I've got a taster session booked at the Olympic Velodrome next week.  Initially I was hoogely excited by this, but later, as surely as night follows day, the doubts started to creep in.  Riding to work on Wednesday morning I thought I felt one of my hamstrings complaining.  This is normally a sign that my sciatic nerve is unhappy with developments, so it's not a problem.  I just step-up the yoga a touch and get on with it.  But the looming public display of cycling prowess had added a extra dimension of worry.

You see, I am fiercely competitive once I've thrown my leg over a bike, so I cannot and will not race unless I'm in prime condition.  I think it's referred to as "doing oneself justice".  So will I be able to give it full gas at the velodrome?  If I can't, I need to pull out beforehand.  The reason for my uncertainty is that I'm prone to psychosomatic episodes, particularly when I know I need to be 100%.  Chances are this is one of those.

The competitive instinct on the bike is an odd sensation for me.  Other than in this one arena, I have no competitive spirit at all.  In fact I dislike and mistrust competitive people.  I think it betrays a weakness of character.  Why do you need to prove yourself to others?  I know what I'm good at; I don't need to demonstrate that ability.  Except, that is, on a bicycle.

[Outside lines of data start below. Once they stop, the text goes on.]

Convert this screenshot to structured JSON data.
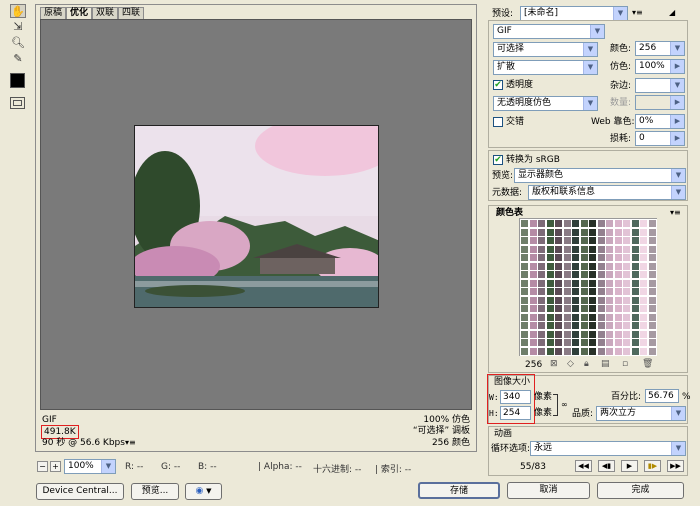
{
  "tabs": [
    "原稿",
    "优化",
    "双联",
    "四联"
  ],
  "info": {
    "format": "GIF",
    "filesize": "491.8K",
    "time": "90 秒 @ 56.6 Kbps",
    "dither_pct": "100% 仿色",
    "palette": "“可选择” 调板",
    "colors": "256  颜色"
  },
  "settings": {
    "preset_label": "预设:",
    "preset_value": "[未命名]",
    "format": "GIF",
    "reduction": "可选择",
    "dither_algo": "扩散",
    "transparency_label": "透明度",
    "matte_dither": "无透明度仿色",
    "interlaced_label": "交错",
    "colors_label": "颜色:",
    "colors_value": "256",
    "dither_label": "仿色:",
    "dither_value": "100%",
    "matte_label": "杂边:",
    "amount_label": "数量:",
    "web_snap_label": "Web 靠色:",
    "web_snap_value": "0%",
    "lossy_label": "损耗:",
    "lossy_value": "0",
    "convert_label": "转换为 sRGB",
    "preview_label": "预览:",
    "preview_value": "显示器颜色",
    "metadata_label": "元数据:",
    "metadata_value": "版权和联系信息"
  },
  "color_table": {
    "title": "颜色表",
    "count": "256"
  },
  "image_size": {
    "title": "图像大小",
    "w_label": "W:",
    "w_value": "340",
    "h_label": "H:",
    "h_value": "254",
    "unit": "像素",
    "percent_label": "百分比:",
    "percent_value": "56.76",
    "percent_unit": "%",
    "quality_label": "品质:",
    "quality_value": "两次立方"
  },
  "animation": {
    "title": "动画",
    "loop_label": "循环选项:",
    "loop_value": "永远",
    "frame": "55/83"
  },
  "statusbar": {
    "zoom": "100%",
    "r": "R: --",
    "g": "G: --",
    "b": "B: --",
    "alpha": "Alpha: --",
    "hex": "十六进制: --",
    "index": "索引: --"
  },
  "buttons": {
    "device_central": "Device Central...",
    "preview": "预览...",
    "save": "存储",
    "cancel": "取消",
    "done": "完成"
  },
  "colors": {
    "highlight": "#e02020",
    "canvas_bg": "#7a7a7a"
  }
}
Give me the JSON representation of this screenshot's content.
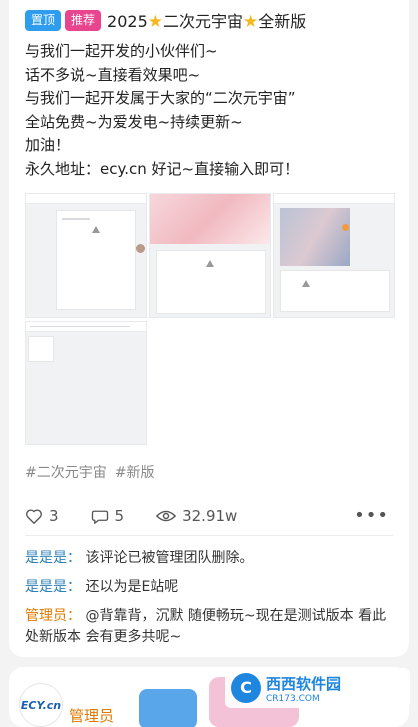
{
  "post": {
    "badges": {
      "top": "置顶",
      "recommend": "推荐"
    },
    "title_prefix": "2025",
    "title_mid": "二次元宇宙",
    "title_suffix": "全新版",
    "lines": [
      "与我们一起开发的小伙伴们~",
      "话不多说~直接看效果吧~",
      "与我们一起开发属于大家的“二次元宇宙”",
      "全站免费~为爱发电~持续更新~",
      "加油！",
      "永久地址：ecy.cn 好记~直接输入即可！"
    ],
    "tags": [
      "#二次元宇宙",
      "#新版"
    ],
    "stats": {
      "likes": "3",
      "comments": "5",
      "views": "32.91w"
    }
  },
  "comments": [
    {
      "name": "是是是：",
      "text": "该评论已被管理团队删除。"
    },
    {
      "name": "是是是：",
      "text": "还以为是E站呢"
    },
    {
      "name": "管理员：",
      "text": "@背靠背，沉默 随便畅玩~现在是测试版本 看此处新版本 会有更多共呢~"
    }
  ],
  "next_card": {
    "logo": "ECY.cn",
    "author": "管理员"
  },
  "watermark": {
    "brand": "西西软件园",
    "domain": "CR173.COM"
  },
  "colors": {
    "badge_top": "#2f9dee",
    "badge_recommend": "#e9448e",
    "commenter": "#2d7fb8",
    "admin": "#e07a00"
  }
}
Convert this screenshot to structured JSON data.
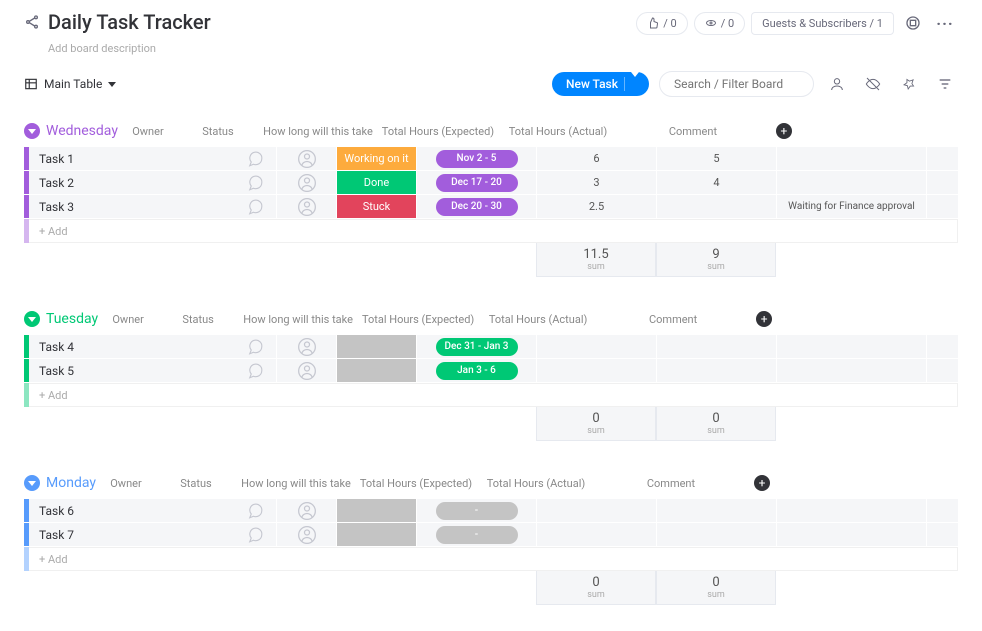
{
  "header": {
    "title": "Daily Task Tracker",
    "description": "Add board description",
    "view_name": "Main Table",
    "new_task": "New Task",
    "search_placeholder": "Search / Filter Board",
    "invite_label": "Guests & Subscribers / 1",
    "counter_a": "/ 0",
    "counter_b": "/ 0"
  },
  "columns": {
    "owner": "Owner",
    "status": "Status",
    "timeline": "How long will this take",
    "expected": "Total Hours (Expected)",
    "actual": "Total Hours (Actual)",
    "comment": "Comment"
  },
  "add_label": "+ Add",
  "sum_label": "sum",
  "groups": [
    {
      "name": "Wednesday",
      "color": "#a25ddc",
      "rows": [
        {
          "name": "Task 1",
          "status": "Working on it",
          "status_color": "#fdab3d",
          "timeline": "Nov 2 - 5",
          "timeline_color": "#a25ddc",
          "expected": "6",
          "actual": "5",
          "comment": ""
        },
        {
          "name": "Task 2",
          "status": "Done",
          "status_color": "#00c875",
          "timeline": "Dec 17 - 20",
          "timeline_color": "#a25ddc",
          "expected": "3",
          "actual": "4",
          "comment": ""
        },
        {
          "name": "Task 3",
          "status": "Stuck",
          "status_color": "#e2445c",
          "timeline": "Dec 20 - 30",
          "timeline_color": "#a25ddc",
          "expected": "2.5",
          "actual": "",
          "comment": "Waiting for Finance approval"
        }
      ],
      "sum_expected": "11.5",
      "sum_actual": "9"
    },
    {
      "name": "Tuesday",
      "color": "#00c875",
      "rows": [
        {
          "name": "Task 4",
          "status": "",
          "status_color": "#c4c4c4",
          "timeline": "Dec 31 - Jan 3",
          "timeline_color": "#00c875",
          "expected": "",
          "actual": "",
          "comment": ""
        },
        {
          "name": "Task 5",
          "status": "",
          "status_color": "#c4c4c4",
          "timeline": "Jan 3 - 6",
          "timeline_color": "#00c875",
          "expected": "",
          "actual": "",
          "comment": ""
        }
      ],
      "sum_expected": "0",
      "sum_actual": "0"
    },
    {
      "name": "Monday",
      "color": "#579bfc",
      "rows": [
        {
          "name": "Task 6",
          "status": "",
          "status_color": "#c4c4c4",
          "timeline": "-",
          "timeline_color": "#c4c4c4",
          "expected": "",
          "actual": "",
          "comment": ""
        },
        {
          "name": "Task 7",
          "status": "",
          "status_color": "#c4c4c4",
          "timeline": "-",
          "timeline_color": "#c4c4c4",
          "expected": "",
          "actual": "",
          "comment": ""
        }
      ],
      "sum_expected": "0",
      "sum_actual": "0"
    }
  ]
}
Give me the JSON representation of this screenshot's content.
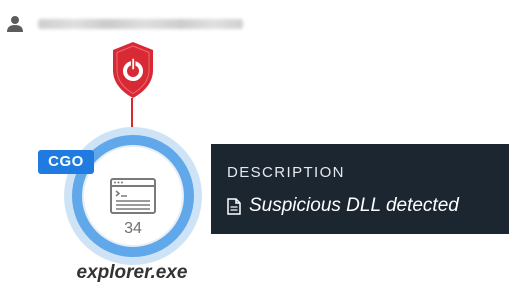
{
  "user": {
    "icon": "person-icon",
    "name_blurred": true
  },
  "detection": {
    "icon": "shield-alert-icon",
    "color": "#d82a35"
  },
  "process": {
    "name": "explorer.exe",
    "icon": "window-terminal-icon",
    "child_count": "34",
    "badge": "CGO",
    "badge_color": "#1f7be0",
    "ring_color": "#61a8ea"
  },
  "tooltip": {
    "heading": "DESCRIPTION",
    "icon": "document-icon",
    "text": "Suspicious DLL detected",
    "background": "#1c2631"
  }
}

In other news, Mrs O and I are off to a garden party tomorrow at her old college in Oxford.  Sadly, my meteorological advisors tell me it's going to shit down rain, so that's the croquet gone for a Richard Burton.  No matter.  The sherry and nibbles at these do's are of the finest order available, so if push comes to shove, I can always spend the time indoors, face down in the buffet.